Nanti du Bac, tonton Hyacinthe se retrouve en novembre 1958 à l’université à Dakar où il prend une inscription en Droit avec option Economie. Après deux ans d’études, il débarque à Paris, à la Sorbonne où il achève sa formation en 1964 avec une licence en Sciences économiques et une autre en Sociologie.

« Wade a été mon professeur »

En 1964-1965, il retourne à Dakar où il obtient son diplôme d’études supérieures en sciences économiques avec comme professeur un certain Abdoulaye Wade. De retour au bercail en 1966, Hyacinthe ne connaîtra pas les affres du chômage. En effet, "Moins de 15 jours après mon arrivée au pays, j’ai été nommé conseiller des affaires économiques et directeur du Développement industriel et de l’Artisanat au ministère du Plan".

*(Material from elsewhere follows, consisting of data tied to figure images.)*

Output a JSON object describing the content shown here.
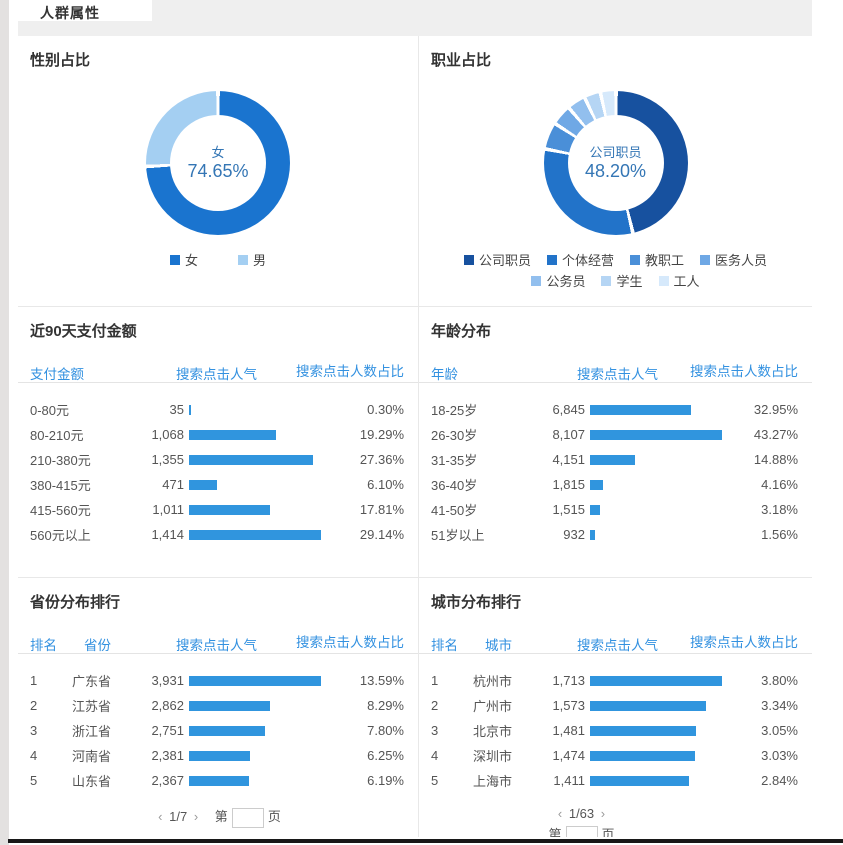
{
  "header": {
    "title": "人群属性"
  },
  "gender_panel": {
    "title": "性别占比",
    "center": {
      "label": "女",
      "value": "74.65%"
    },
    "legend": [
      {
        "label": "女",
        "color": "#1a74cf"
      },
      {
        "label": "男",
        "color": "#a4cff2"
      }
    ]
  },
  "occupation_panel": {
    "title": "职业占比",
    "center": {
      "label": "公司职员",
      "value": "48.20%"
    },
    "legend": [
      {
        "label": "公司职员",
        "color": "#17519f"
      },
      {
        "label": "个体经营",
        "color": "#2273c9"
      },
      {
        "label": "教职工",
        "color": "#4a8fd8"
      },
      {
        "label": "医务人员",
        "color": "#6fa8e5"
      },
      {
        "label": "公务员",
        "color": "#92bfee"
      },
      {
        "label": "学生",
        "color": "#b5d5f4"
      },
      {
        "label": "工人",
        "color": "#d6e9fb"
      }
    ]
  },
  "payment_panel": {
    "title": "近90天支付金额",
    "columns": [
      "支付金额",
      "搜索点击人气",
      "搜索点击人数占比"
    ],
    "rows": [
      {
        "label": "0-80元",
        "value": "35",
        "pct": "0.30%",
        "pct_num": 0.3
      },
      {
        "label": "80-210元",
        "value": "1,068",
        "pct": "19.29%",
        "pct_num": 19.29
      },
      {
        "label": "210-380元",
        "value": "1,355",
        "pct": "27.36%",
        "pct_num": 27.36
      },
      {
        "label": "380-415元",
        "value": "471",
        "pct": "6.10%",
        "pct_num": 6.1
      },
      {
        "label": "415-560元",
        "value": "1,011",
        "pct": "17.81%",
        "pct_num": 17.81
      },
      {
        "label": "560元以上",
        "value": "1,414",
        "pct": "29.14%",
        "pct_num": 29.14
      }
    ]
  },
  "age_panel": {
    "title": "年龄分布",
    "columns": [
      "年龄",
      "搜索点击人气",
      "搜索点击人数占比"
    ],
    "rows": [
      {
        "label": "18-25岁",
        "value": "6,845",
        "pct": "32.95%",
        "pct_num": 32.95
      },
      {
        "label": "26-30岁",
        "value": "8,107",
        "pct": "43.27%",
        "pct_num": 43.27
      },
      {
        "label": "31-35岁",
        "value": "4,151",
        "pct": "14.88%",
        "pct_num": 14.88
      },
      {
        "label": "36-40岁",
        "value": "1,815",
        "pct": "4.16%",
        "pct_num": 4.16
      },
      {
        "label": "41-50岁",
        "value": "1,515",
        "pct": "3.18%",
        "pct_num": 3.18
      },
      {
        "label": "51岁以上",
        "value": "932",
        "pct": "1.56%",
        "pct_num": 1.56
      }
    ]
  },
  "province_panel": {
    "title": "省份分布排行",
    "columns": [
      "排名",
      "省份",
      "搜索点击人气",
      "搜索点击人数占比"
    ],
    "rows": [
      {
        "rank": "1",
        "label": "广东省",
        "value": "3,931",
        "pct": "13.59%",
        "pct_num": 13.59
      },
      {
        "rank": "2",
        "label": "江苏省",
        "value": "2,862",
        "pct": "8.29%",
        "pct_num": 8.29
      },
      {
        "rank": "3",
        "label": "浙江省",
        "value": "2,751",
        "pct": "7.80%",
        "pct_num": 7.8
      },
      {
        "rank": "4",
        "label": "河南省",
        "value": "2,381",
        "pct": "6.25%",
        "pct_num": 6.25
      },
      {
        "rank": "5",
        "label": "山东省",
        "value": "2,367",
        "pct": "6.19%",
        "pct_num": 6.19
      }
    ],
    "pagination": {
      "prev": "‹",
      "page": "1/7",
      "next": "›",
      "jump_prefix": "第",
      "jump_suffix": "页",
      "jump_value": ""
    }
  },
  "city_panel": {
    "title": "城市分布排行",
    "columns": [
      "排名",
      "城市",
      "搜索点击人气",
      "搜索点击人数占比"
    ],
    "rows": [
      {
        "rank": "1",
        "label": "杭州市",
        "value": "1,713",
        "pct": "3.80%",
        "pct_num": 3.8
      },
      {
        "rank": "2",
        "label": "广州市",
        "value": "1,573",
        "pct": "3.34%",
        "pct_num": 3.34
      },
      {
        "rank": "3",
        "label": "北京市",
        "value": "1,481",
        "pct": "3.05%",
        "pct_num": 3.05
      },
      {
        "rank": "4",
        "label": "深圳市",
        "value": "1,474",
        "pct": "3.03%",
        "pct_num": 3.03
      },
      {
        "rank": "5",
        "label": "上海市",
        "value": "1,411",
        "pct": "2.84%",
        "pct_num": 2.84
      }
    ],
    "pagination": {
      "prev": "‹",
      "page": "1/63",
      "next": "›",
      "jump_prefix": "第",
      "jump_suffix": "页",
      "jump_value": ""
    }
  },
  "colors": {
    "bar": "#3095de",
    "header_text": "#3391e0",
    "band_bg": "#efefef"
  },
  "chart_data": [
    {
      "type": "pie",
      "title": "性别占比",
      "labels": [
        "女",
        "男"
      ],
      "values": [
        74.65,
        25.35
      ],
      "unit": "%",
      "colors": [
        "#1a74cf",
        "#a4cff2"
      ],
      "center_label": "女 74.65%",
      "legend_position": "bottom"
    },
    {
      "type": "pie",
      "title": "职业占比",
      "labels": [
        "公司职员",
        "个体经营",
        "教职工",
        "医务人员",
        "公务员",
        "学生",
        "工人"
      ],
      "values": [
        48.2,
        33.0,
        5.5,
        4.0,
        3.5,
        3.0,
        2.8
      ],
      "unit": "%",
      "colors": [
        "#17519f",
        "#2273c9",
        "#4a8fd8",
        "#6fa8e5",
        "#92bfee",
        "#b5d5f4",
        "#d6e9fb"
      ],
      "center_label": "公司职员 48.20%",
      "legend_position": "bottom"
    },
    {
      "type": "bar",
      "title": "近90天支付金额",
      "categories": [
        "0-80元",
        "80-210元",
        "210-380元",
        "380-415元",
        "415-560元",
        "560元以上"
      ],
      "series": [
        {
          "name": "搜索点击人气",
          "values": [
            35,
            1068,
            1355,
            471,
            1011,
            1414
          ]
        },
        {
          "name": "搜索点击人数占比",
          "values": [
            0.3,
            19.29,
            27.36,
            6.1,
            17.81,
            29.14
          ]
        }
      ]
    },
    {
      "type": "bar",
      "title": "年龄分布",
      "categories": [
        "18-25岁",
        "26-30岁",
        "31-35岁",
        "36-40岁",
        "41-50岁",
        "51岁以上"
      ],
      "series": [
        {
          "name": "搜索点击人气",
          "values": [
            6845,
            8107,
            4151,
            1815,
            1515,
            932
          ]
        },
        {
          "name": "搜索点击人数占比",
          "values": [
            32.95,
            43.27,
            14.88,
            4.16,
            3.18,
            1.56
          ]
        }
      ]
    },
    {
      "type": "bar",
      "title": "省份分布排行",
      "categories": [
        "广东省",
        "江苏省",
        "浙江省",
        "河南省",
        "山东省"
      ],
      "series": [
        {
          "name": "搜索点击人气",
          "values": [
            3931,
            2862,
            2751,
            2381,
            2367
          ]
        },
        {
          "name": "搜索点击人数占比",
          "values": [
            13.59,
            8.29,
            7.8,
            6.25,
            6.19
          ]
        }
      ]
    },
    {
      "type": "bar",
      "title": "城市分布排行",
      "categories": [
        "杭州市",
        "广州市",
        "北京市",
        "深圳市",
        "上海市"
      ],
      "series": [
        {
          "name": "搜索点击人气",
          "values": [
            1713,
            1573,
            1481,
            1474,
            1411
          ]
        },
        {
          "name": "搜索点击人数占比",
          "values": [
            3.8,
            3.34,
            3.05,
            3.03,
            2.84
          ]
        }
      ]
    }
  ]
}
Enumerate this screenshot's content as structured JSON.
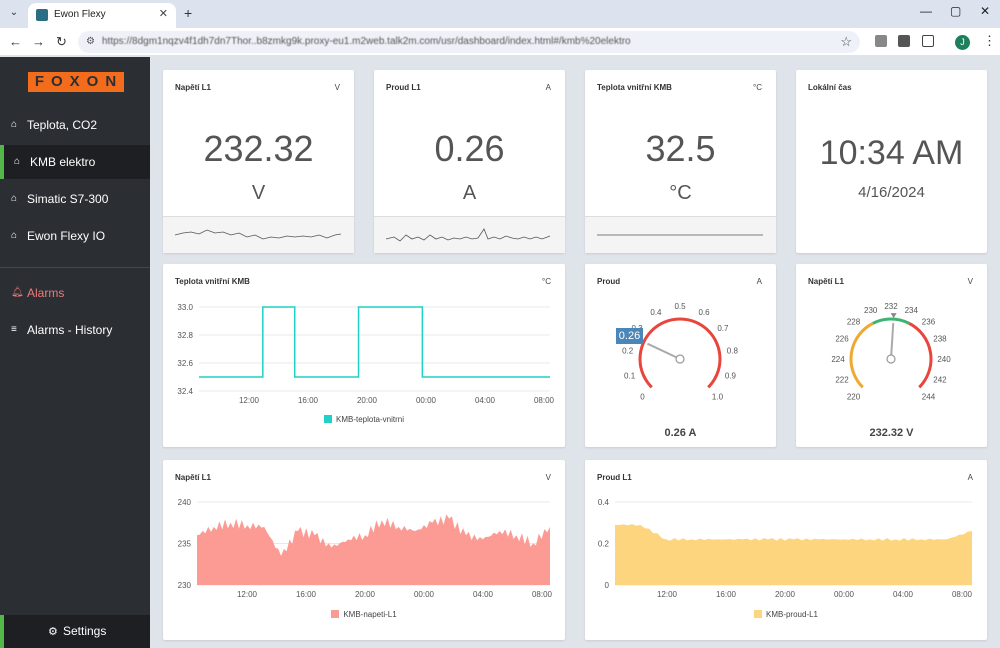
{
  "browser": {
    "tab_title": "Ewon Flexy",
    "url": "https://8dgm1nqzv4f1dh7dn7Thor..b8zmkg9k.proxy-eu1.m2web.talk2m.com/usr/dashboard/index.html#/kmb%20elektro",
    "profile_initial": "J"
  },
  "sidebar": {
    "logo": "FOXON",
    "items": [
      {
        "label": "Teplota, CO2",
        "icon": "home-icon"
      },
      {
        "label": "KMB elektro",
        "icon": "home-icon"
      },
      {
        "label": "Simatic S7-300",
        "icon": "home-icon"
      },
      {
        "label": "Ewon Flexy IO",
        "icon": "home-icon"
      },
      {
        "label": "Alarms",
        "icon": "bell-icon"
      },
      {
        "label": "Alarms - History",
        "icon": "database-icon"
      }
    ],
    "settings_label": "Settings"
  },
  "cards": {
    "voltage": {
      "title": "Napětí L1",
      "unit": "V",
      "value": "232.32",
      "unit_big": "V"
    },
    "current": {
      "title": "Proud L1",
      "unit": "A",
      "value": "0.26",
      "unit_big": "A"
    },
    "temp": {
      "title": "Teplota vnitřní KMB",
      "unit": "°C",
      "value": "32.5",
      "unit_big": "°C"
    },
    "clock": {
      "title": "Lokální čas",
      "time": "10:34 AM",
      "date": "4/16/2024"
    }
  },
  "temp_chart": {
    "title": "Teplota vnitřní KMB",
    "unit": "°C",
    "legend": "KMB-teplota-vnitrni"
  },
  "gauge_current": {
    "title": "Proud",
    "unit": "A",
    "badge": "0.26",
    "readout": "0.26 A"
  },
  "gauge_voltage": {
    "title": "Napětí L1",
    "unit": "V",
    "readout": "232.32 V"
  },
  "voltage_chart": {
    "title": "Napětí L1",
    "unit": "V",
    "legend": "KMB-napeti-L1"
  },
  "current_chart": {
    "title": "Proud L1",
    "unit": "A",
    "legend": "KMB-proud-L1"
  },
  "colors": {
    "accent": "#54b848",
    "teal": "#1fd1c6",
    "salmon": "#fb9b94",
    "yellow": "#fdd57e",
    "alarm": "#ef7a7a"
  },
  "chart_data": [
    {
      "type": "line",
      "title": "Teplota vnitřní KMB",
      "ylim": [
        32.4,
        33.0
      ],
      "yticks": [
        "33.0",
        "32.8",
        "32.6",
        "32.4"
      ],
      "xticks": [
        "12:00",
        "16:00",
        "20:00",
        "00:00",
        "04:00",
        "08:00"
      ],
      "series": [
        {
          "name": "KMB-teplota-vnitrni",
          "values": [
            32.5,
            32.5,
            33.0,
            32.5,
            32.5,
            33.0,
            33.0,
            32.5,
            32.5,
            32.5,
            32.5,
            32.5
          ]
        }
      ]
    },
    {
      "type": "gauge",
      "title": "Proud",
      "min": 0,
      "max": 1.0,
      "ticks": [
        "0",
        "0.1",
        "0.2",
        "0.3",
        "0.4",
        "0.5",
        "0.6",
        "0.7",
        "0.8",
        "0.9",
        "1.0"
      ],
      "value": 0.26
    },
    {
      "type": "gauge",
      "title": "Napětí L1",
      "min": 220,
      "max": 244,
      "ticks": [
        "220",
        "222",
        "224",
        "226",
        "228",
        "230",
        "232",
        "234",
        "236",
        "238",
        "240",
        "242",
        "244"
      ],
      "value": 232.32
    },
    {
      "type": "area",
      "title": "Napětí L1",
      "ylim": [
        230,
        240
      ],
      "yticks": [
        "240",
        "235",
        "230"
      ],
      "xticks": [
        "12:00",
        "16:00",
        "20:00",
        "00:00",
        "04:00",
        "08:00"
      ],
      "series": [
        {
          "name": "KMB-napeti-L1",
          "values": [
            236,
            237,
            237.5,
            237.2,
            237,
            233.5,
            236.5,
            236,
            234.5,
            235.5,
            236,
            237.8,
            237,
            236.5,
            237.5,
            238,
            236,
            235.5,
            236.5,
            236,
            235,
            237
          ]
        }
      ]
    },
    {
      "type": "area",
      "title": "Proud L1",
      "ylim": [
        0,
        0.4
      ],
      "yticks": [
        "0.4",
        "0.2",
        "0"
      ],
      "xticks": [
        "12:00",
        "16:00",
        "20:00",
        "00:00",
        "04:00",
        "08:00"
      ],
      "series": [
        {
          "name": "KMB-proud-L1",
          "values": [
            0.29,
            0.29,
            0.22,
            0.22,
            0.22,
            0.22,
            0.22,
            0.22,
            0.22,
            0.22,
            0.22,
            0.22,
            0.22,
            0.22,
            0.26
          ]
        }
      ]
    }
  ]
}
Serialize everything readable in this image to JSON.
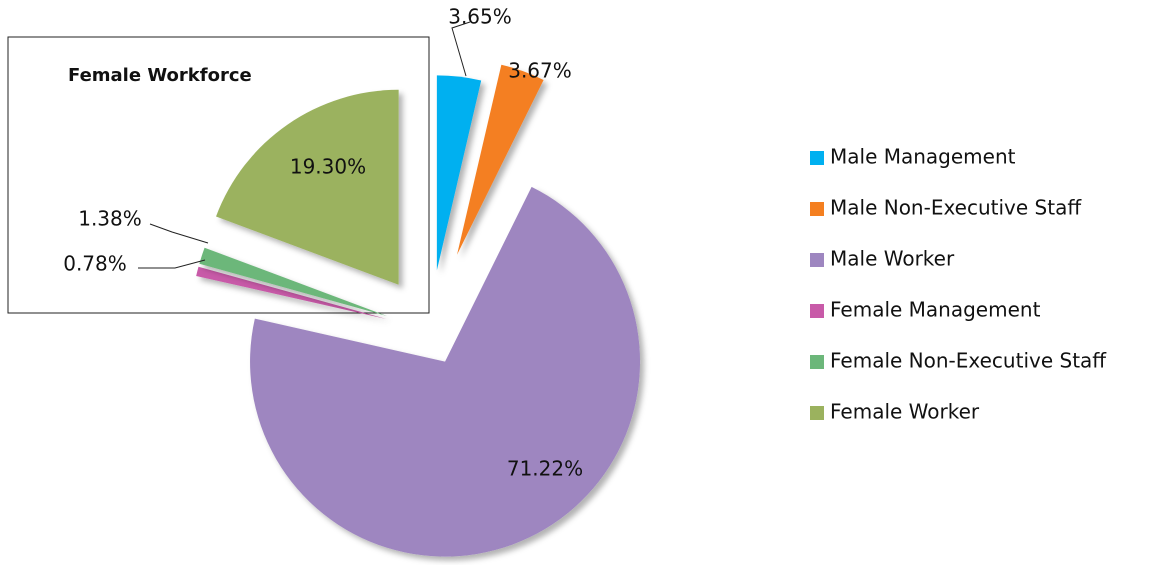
{
  "chart_data": {
    "type": "pie",
    "annotation": "Female Workforce",
    "categories": [
      "Male Management",
      "Male Non-Executive Staff",
      "Male Worker",
      "Female Management",
      "Female Non-Executive Staff",
      "Female Worker"
    ],
    "values": [
      3.65,
      3.67,
      71.22,
      0.78,
      1.38,
      19.3
    ],
    "value_labels": [
      "3.65%",
      "3.67%",
      "71.22%",
      "0.78%",
      "1.38%",
      "19.30%"
    ],
    "colors": [
      "#00b0f0",
      "#f47f20",
      "#9e86c0",
      "#c85aa8",
      "#6cb77a",
      "#9bb25e"
    ],
    "legend": "right"
  }
}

De 1971 à 1978, il sera successivement conseiller technique dans divers ministères, puis directeur de cabinet du ministre des Finances. En 1978, Hyacinthe quitte la Fonction publique. Il est engagé en qualité d’expert des Nations unies au Rwanda et plus précisément à Gisenyi. Là, pendant 18 mois, avec ses collègues, ils réalisent l’"Etude des mécanismes d’harmonisation des politiques industrielles dans une perspective d’intégration économique des pays des Grands Lacs".

De retour au pays en 1979, il chômera jusqu’en 1981, année à laquelle il réintègre la Fonction publique et retrouve son poste de conseiller technique au ministère du Plan jusqu’en 1984. C’est justement avec l’avènement de la révolution d’août 1983 que Hyacinthe sera mis d’office à la retraite parce que "La révolution ne voulait pas de tout le monde". Heureusement, il a été réhabilité en 1991 à la faveur d’un vaste mouvement de réhabilitation. A cet effet, il n’a reçu que des compensations financières.

Aujourd’hui après des années passées à se tourner les pouces, tonton Hyacinthe est à la tête d’une société d’études baptisée "Afric Consulting Group" qui a vu le jour en mai 2004.